University of Pennsylvania, CIS 5650: GPU Programming and Architecture, Project 1 - Flocking
- Marcus Hedlund
- Tested on: Windows 11, Intel Core Ultra 9 185H @ 2.5 GHz 16GB, NVIDIA GeForce RTX 4070 Laptop GPU 8GB (Personal Computer)
![]() |
|---|
| 10000 Boids simulation using naive approach |
In this project I implemented a 3D flocking simulation in CUDA based on the Reynolds Boids algorithm. The simulation models flocking behavior through particles called boids (bird-oid) using three rules:
- Cohesion - move toward the center of nearby boids
- Separation - avoid getting too close to nearby boids
- Alignment - try to match the velocity of nearby boids
A boid updates its velocity at each timestep by applying these principles to other boids within a defined distance for each rule (the largest of which we'll call the neighborhood distance).
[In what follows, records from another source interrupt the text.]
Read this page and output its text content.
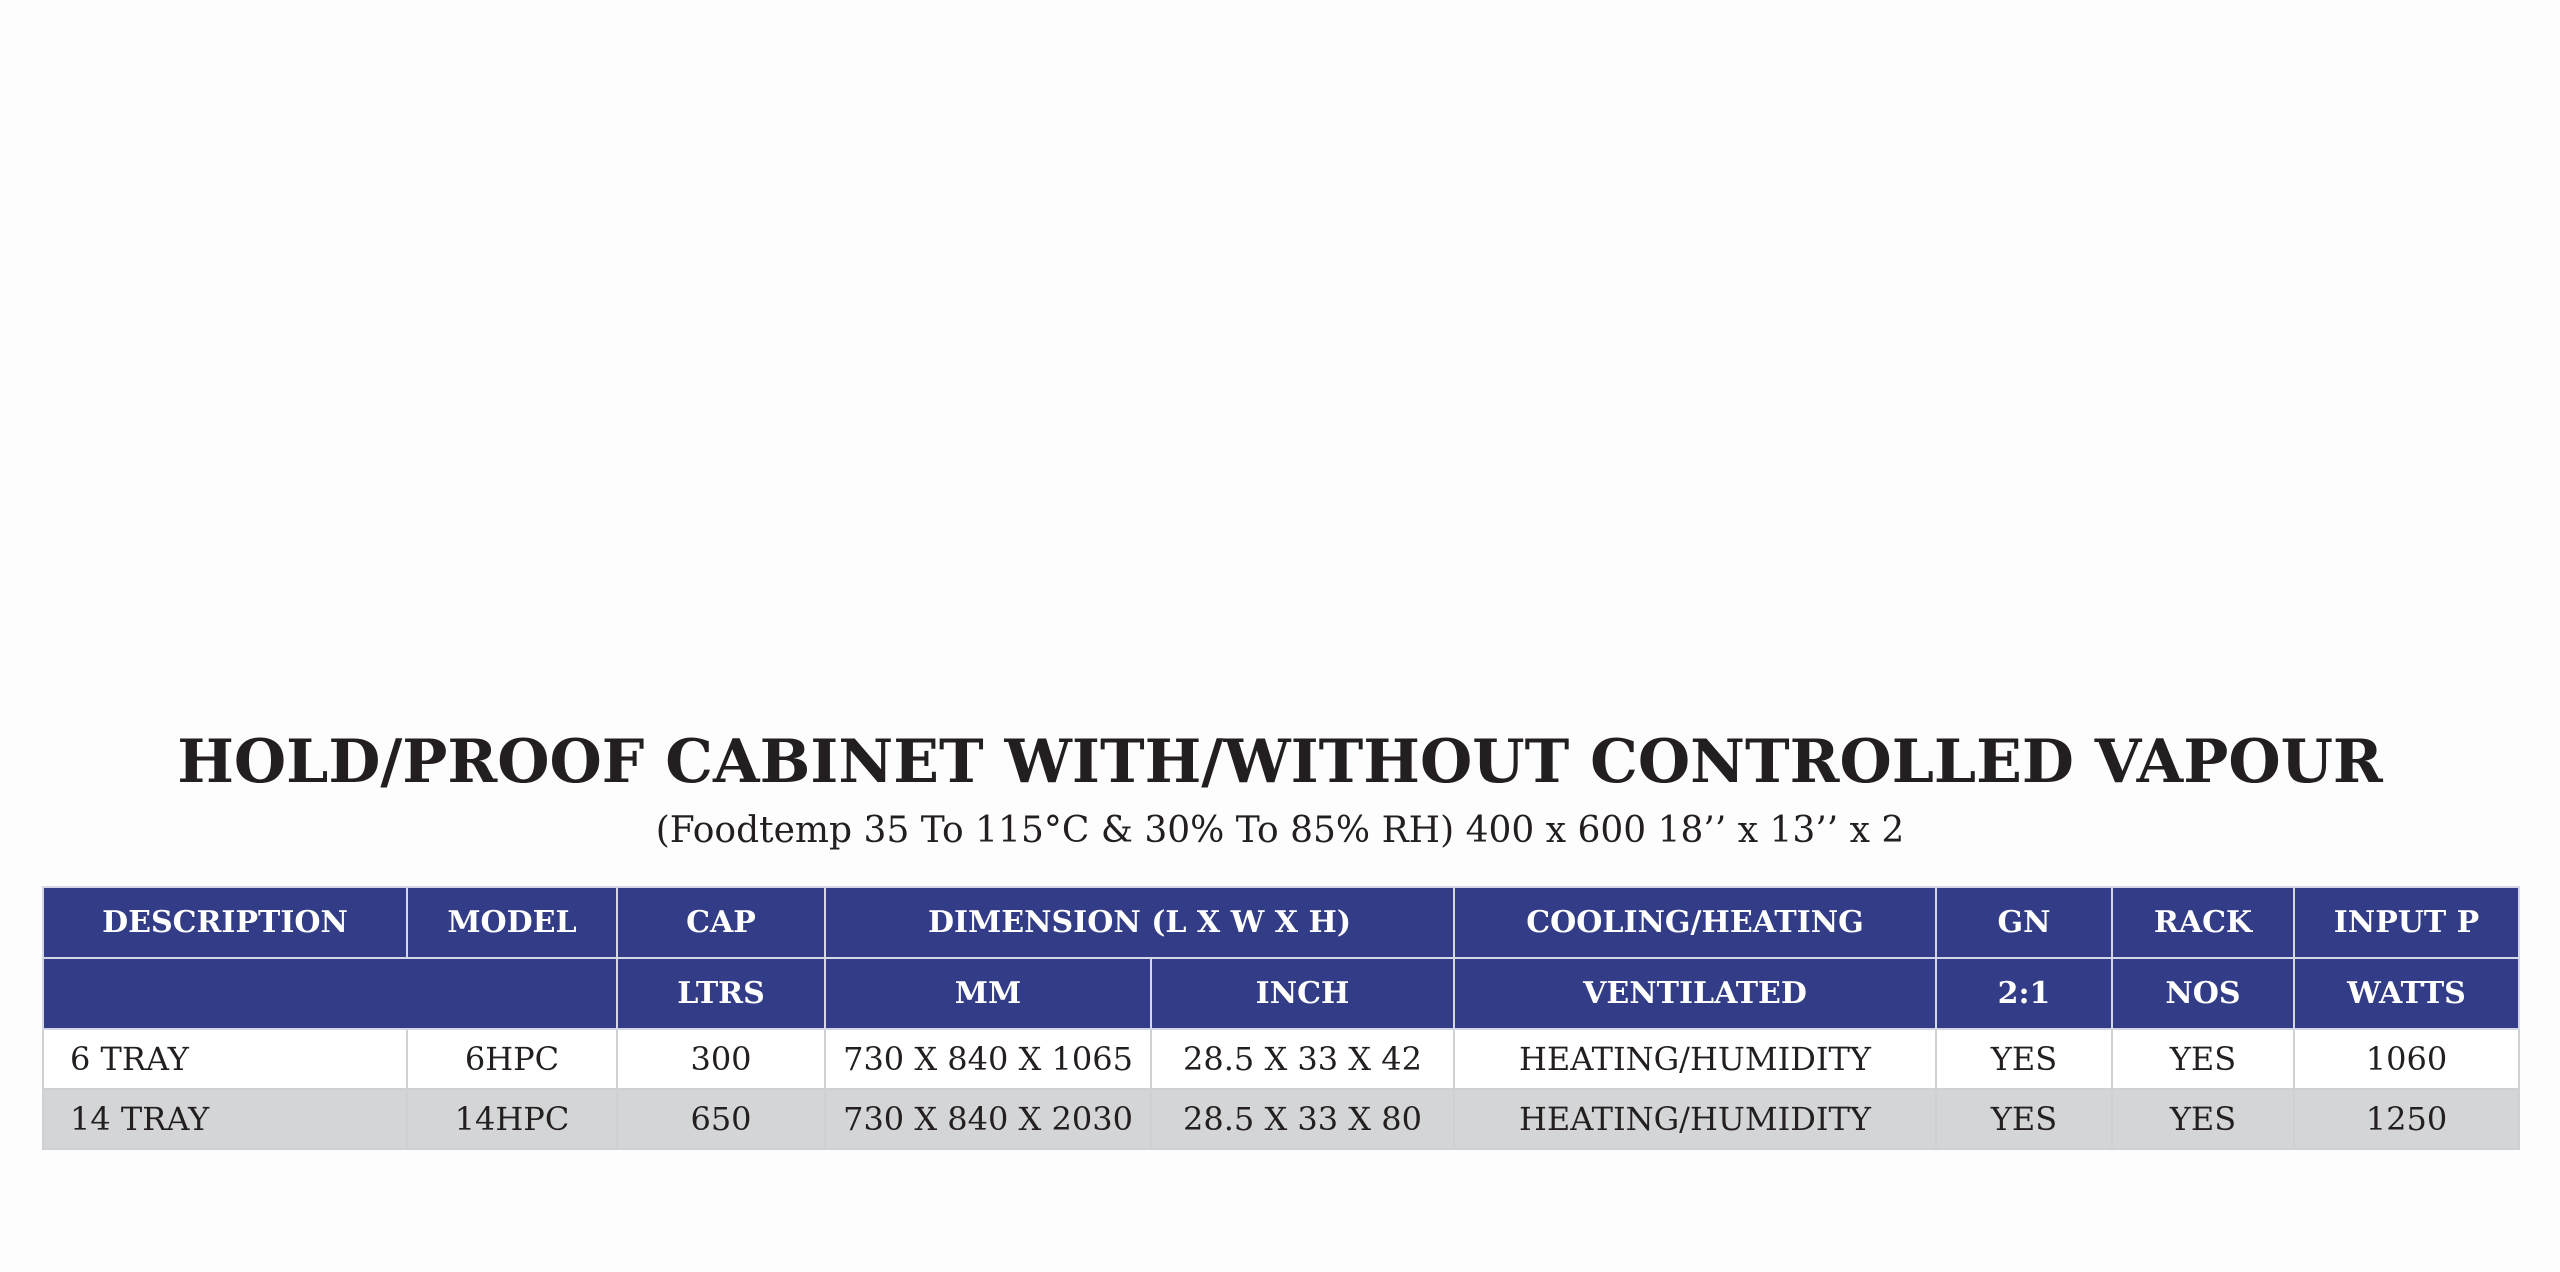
HOLD/PROOF CABINET WITH/WITHOUT CONTROLLED VAPOUR
(Foodtemp 35 To 115°C & 30% To 85% RH) 400 x 600 18’’ x 13’’ x 2
DESCRIPTION	MODEL	CAP	DIMENSION (L X W X H)		COOLING/HEATING	GN	RACK	INPUT P
		LTRS	MM	INCH	VENTILATED	2:1	NOS	WATTS
6 TRAY	6HPC	300	730 X 840 X 1065	28.5 X 33 X 42	HEATING/HUMIDITY	YES	YES	1060
14 TRAY	14HPC	650	730 X 840 X 2030	28.5 X 33 X 80	HEATING/HUMIDITY	YES	YES	1250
This means that two boids can only influence each other if they are within a neighborhood distance of one another.
I developed the algorithm in three progressively optimized implementations:
- Naive Approach - every boid checks if every other boid is within its neighborhood distance
- Uniform Spatial Grid - boids are preprocessed into spatial grid cells so boids only have to check their own cell and neighboring cells
- Uniform Spatial Grid with Semi-Coherent Memory Access (Coherent Grid) - extends the uniform spatial grid by ensuring positions and velocity data for boids in the same cell are stored contiguously in memory.
![]() |
![]() |
![]() |
|---|---|---|
| 10000 Boids simulation using naive approach | 25000 Boids simulation using uniform grid | 100000 Boids simulation using coherent grid |
I collected frame rate data during the first 12 seconds of simulation. The first two seconds were discarded because they were often abnormally high during the simulation's startup, and the remaining 10 values were averaged to obtain the final result. The data was then logged to a CSV and processed in the data folder for analysis.
![]() |
![]() |
![]() |
|---|---|---|
| 5000 Boids | 100000 Boids | 500000 Boids |
As we would expect, in these graphs we can see that increasing the number of boids in the simulation decreases the average fps. This makes sense because as the number of boids goes up, every additional boid needs to have its velocity be recomputed every timestep, and also each boid will likely have more boids in its neighborhood, increasing the per-boid computation time as well.
Additionally we can see that the uniform and coherent grid implementations significantly improve over the naive approach. For example at 250,000 boids and a block size of 128 the naive simulation drops to around 3 FPS while the uniform grid stays at 177 fps and the coherent grid is all the way at 744 fps. We also see that at high boid counts the coherent grid greatly outperforms the uniform grid while at low boid counts their frame rates are roughly the same. This is the outcome I expected, but I did not expect it to have such a large impact. The increase though does make sense because the contiguous memory has much locality when reading position and velocity data which greatly increases cache hit rates when compared to the scattered accesses in the normal uniform grid.
![]() |
![]() |
![]() |
|---|---|---|
| 5000 Boids | 100000 Boids | 500000 Boids |
For each implementation changing the block size had no noticeable impact on performance. This was surprising to me, but I think it is likely because we're computing enough boids that the GPU is already saturated and has enough warps to hide memory latency so increasing block size doesn't improve performance further. The block size only ends up changing how the threads are grouped without actually increasing parallelism.
![]() |
|---|
| Comparing Frame Rates of Checking 8 vs 27 neighbors |
I also compared the strategies of using a grid width of twice the neighborhood distance and checking the eight grid cells surrounding the boid for neighbors versus using a grid width of exactly the neighborhood distance and checking the 27 cells surrounding the boid. Surprisingly in the graph we can see that checking the 27 surrounding cells worked better. I initially expected that increasing the density of the cells would lead to an increase in computation overall, but because the 27 cells form a 3x3x3 cube with side length 3 neighborhood distances whereas the 8 cells form a 2x2x2 cube with side length 4 neighborhood distances, the increase in simulation space we need to check ends up meaning the 8 neighbor version takes longer. This is because the increased simulation space means we have to check more boids that are outside the current boids neighborhood distance, taking a longer time.
I additionally implemented an optimized grid-looping strategy:
- Grid width can be set to a scalar multiple of the neighborhood distance instead of being hardcoded along with the number of neighbor cells to check
- The algorithm only checks cells that have part of them within the boid's neighborhood sphere, avoiding unnecessarily checking full cubes of space where the corner cells might be entirely outside of the boid's neighborhood
![]() |
|---|
| Comparing Frame Rates of Optimized Grid-Looping with Varying Grid Widths |
From the graph we can see that the optimized grid looping with a grid width of 1 neighborhood distance worked the best. This is likely because as the grid width decreases, the increased number of cells we have to iterate through increases the computation enough to outweigh the reduced search area.